The transformation looks slightly different for malls that can’t pull in recognizable names. In an effort to address the housing crisis that looms over California, some malls there are being repurposed (and razed) for condominiums and apartments, thanks to their prime real estate. The strategy is earning mixed reviews, but may offer hope to renters impacted by a lack of affordable options. It could also bring about a return of the elusive third space, especially as some proposals incorporate community centers, parks, and live music venues.

“This is really our opportunity to create something that we can be absolutely proud of for the next generation to create those same fond memories that I have and that others have in a fashion that is consistent with what the times are now,” Westminster Interim City Manager Christine Cordon said of repurposing the Westminster Mall in November 2023. 

Chan is hopeful that malls and their colorful history can live on.

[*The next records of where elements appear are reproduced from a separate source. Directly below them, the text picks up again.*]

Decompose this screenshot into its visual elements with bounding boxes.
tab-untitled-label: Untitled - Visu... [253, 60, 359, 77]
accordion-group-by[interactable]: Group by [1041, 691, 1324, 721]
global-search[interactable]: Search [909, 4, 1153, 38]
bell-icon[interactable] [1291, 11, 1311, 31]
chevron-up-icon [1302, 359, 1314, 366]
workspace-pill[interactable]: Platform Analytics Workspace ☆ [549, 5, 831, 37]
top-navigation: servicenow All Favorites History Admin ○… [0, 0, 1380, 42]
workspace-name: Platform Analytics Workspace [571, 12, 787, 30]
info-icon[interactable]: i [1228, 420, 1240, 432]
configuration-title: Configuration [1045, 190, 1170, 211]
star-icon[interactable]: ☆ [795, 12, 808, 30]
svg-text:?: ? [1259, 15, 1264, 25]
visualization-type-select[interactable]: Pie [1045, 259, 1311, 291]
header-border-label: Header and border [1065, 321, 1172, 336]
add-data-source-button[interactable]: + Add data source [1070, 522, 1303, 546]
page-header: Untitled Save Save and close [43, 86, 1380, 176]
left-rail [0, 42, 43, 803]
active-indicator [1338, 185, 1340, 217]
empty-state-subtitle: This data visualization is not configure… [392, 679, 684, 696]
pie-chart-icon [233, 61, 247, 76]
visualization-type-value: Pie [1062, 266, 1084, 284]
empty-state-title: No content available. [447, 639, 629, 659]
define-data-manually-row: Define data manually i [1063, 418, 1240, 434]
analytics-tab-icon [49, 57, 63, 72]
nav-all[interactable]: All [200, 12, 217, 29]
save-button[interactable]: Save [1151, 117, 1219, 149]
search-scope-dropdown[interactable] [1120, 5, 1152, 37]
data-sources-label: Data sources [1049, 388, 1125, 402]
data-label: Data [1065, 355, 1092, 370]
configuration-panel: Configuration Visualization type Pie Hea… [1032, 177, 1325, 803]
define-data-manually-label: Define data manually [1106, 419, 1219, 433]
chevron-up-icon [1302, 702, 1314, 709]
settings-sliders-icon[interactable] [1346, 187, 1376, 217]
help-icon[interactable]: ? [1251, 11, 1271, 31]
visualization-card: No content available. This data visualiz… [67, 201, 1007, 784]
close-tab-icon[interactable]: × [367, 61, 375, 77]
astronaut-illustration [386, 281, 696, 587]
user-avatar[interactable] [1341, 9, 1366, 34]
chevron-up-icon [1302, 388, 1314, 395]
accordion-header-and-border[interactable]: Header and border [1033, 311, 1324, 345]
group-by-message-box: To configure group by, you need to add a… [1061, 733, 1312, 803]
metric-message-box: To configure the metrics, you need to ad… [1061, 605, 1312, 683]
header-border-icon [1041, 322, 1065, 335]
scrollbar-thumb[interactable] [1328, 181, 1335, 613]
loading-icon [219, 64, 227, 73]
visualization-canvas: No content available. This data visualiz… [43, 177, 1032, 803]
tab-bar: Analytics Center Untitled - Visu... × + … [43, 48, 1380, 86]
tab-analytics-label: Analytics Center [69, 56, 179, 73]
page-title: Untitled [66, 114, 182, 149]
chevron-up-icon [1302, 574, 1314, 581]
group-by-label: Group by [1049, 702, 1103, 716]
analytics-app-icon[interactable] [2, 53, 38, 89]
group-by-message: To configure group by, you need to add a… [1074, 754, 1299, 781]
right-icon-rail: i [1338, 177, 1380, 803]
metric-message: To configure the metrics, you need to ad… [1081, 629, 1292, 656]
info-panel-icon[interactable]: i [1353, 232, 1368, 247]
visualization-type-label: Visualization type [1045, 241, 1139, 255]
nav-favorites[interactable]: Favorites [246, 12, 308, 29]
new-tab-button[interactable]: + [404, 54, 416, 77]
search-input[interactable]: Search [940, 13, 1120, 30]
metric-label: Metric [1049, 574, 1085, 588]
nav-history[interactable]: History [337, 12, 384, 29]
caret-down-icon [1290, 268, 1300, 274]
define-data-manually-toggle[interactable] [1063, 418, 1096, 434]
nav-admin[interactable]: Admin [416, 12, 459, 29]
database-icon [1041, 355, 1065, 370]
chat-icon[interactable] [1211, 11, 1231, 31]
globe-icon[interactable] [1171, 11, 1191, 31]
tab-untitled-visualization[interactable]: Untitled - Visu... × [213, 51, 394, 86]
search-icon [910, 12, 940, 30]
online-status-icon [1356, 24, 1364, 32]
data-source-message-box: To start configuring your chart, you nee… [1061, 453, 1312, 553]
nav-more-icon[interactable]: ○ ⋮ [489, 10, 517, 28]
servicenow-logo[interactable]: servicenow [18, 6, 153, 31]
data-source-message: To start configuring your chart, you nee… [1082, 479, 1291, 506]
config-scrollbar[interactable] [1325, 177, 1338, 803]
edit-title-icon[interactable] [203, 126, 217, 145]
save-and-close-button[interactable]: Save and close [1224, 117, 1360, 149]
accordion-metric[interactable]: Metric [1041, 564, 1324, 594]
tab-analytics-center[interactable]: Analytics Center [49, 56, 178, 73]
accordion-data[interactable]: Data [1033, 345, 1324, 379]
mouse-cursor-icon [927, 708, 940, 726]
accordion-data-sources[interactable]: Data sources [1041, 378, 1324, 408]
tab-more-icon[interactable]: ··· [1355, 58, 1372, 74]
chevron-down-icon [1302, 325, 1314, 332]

Though her go-to childhood mall, the Puente Hills Mall (a.k.a. the Twin Pines Mall from Back to the Future), probably won’t ever make a comeback, its DNA won’t fade into the ether. With brands like Champion, Reebok, and Esprit re-releasing iconic pieces (“I really appreciate that some of these vintage brands are embracing their roots, honoring their awesome history, and paying respect to their ’80s and ’90s legacy. It’s something to be proud of,” Chan says), she believes that absent the physical space of the mall, the spirit of those fluorescent lights and pretzel stands can live on.

"It is so heartbreaking to see my childhood mall today looking deserted and barren, and many other malls being torn down," she says. “There are still active malls that I see teens hang out at. Kids today still need fun places to hang out and socialize, because it's so important for their development and sense of well-being. My hope is that the mall will live on, in both indoor and outdoor spaces. This vintage mall rat can only dream."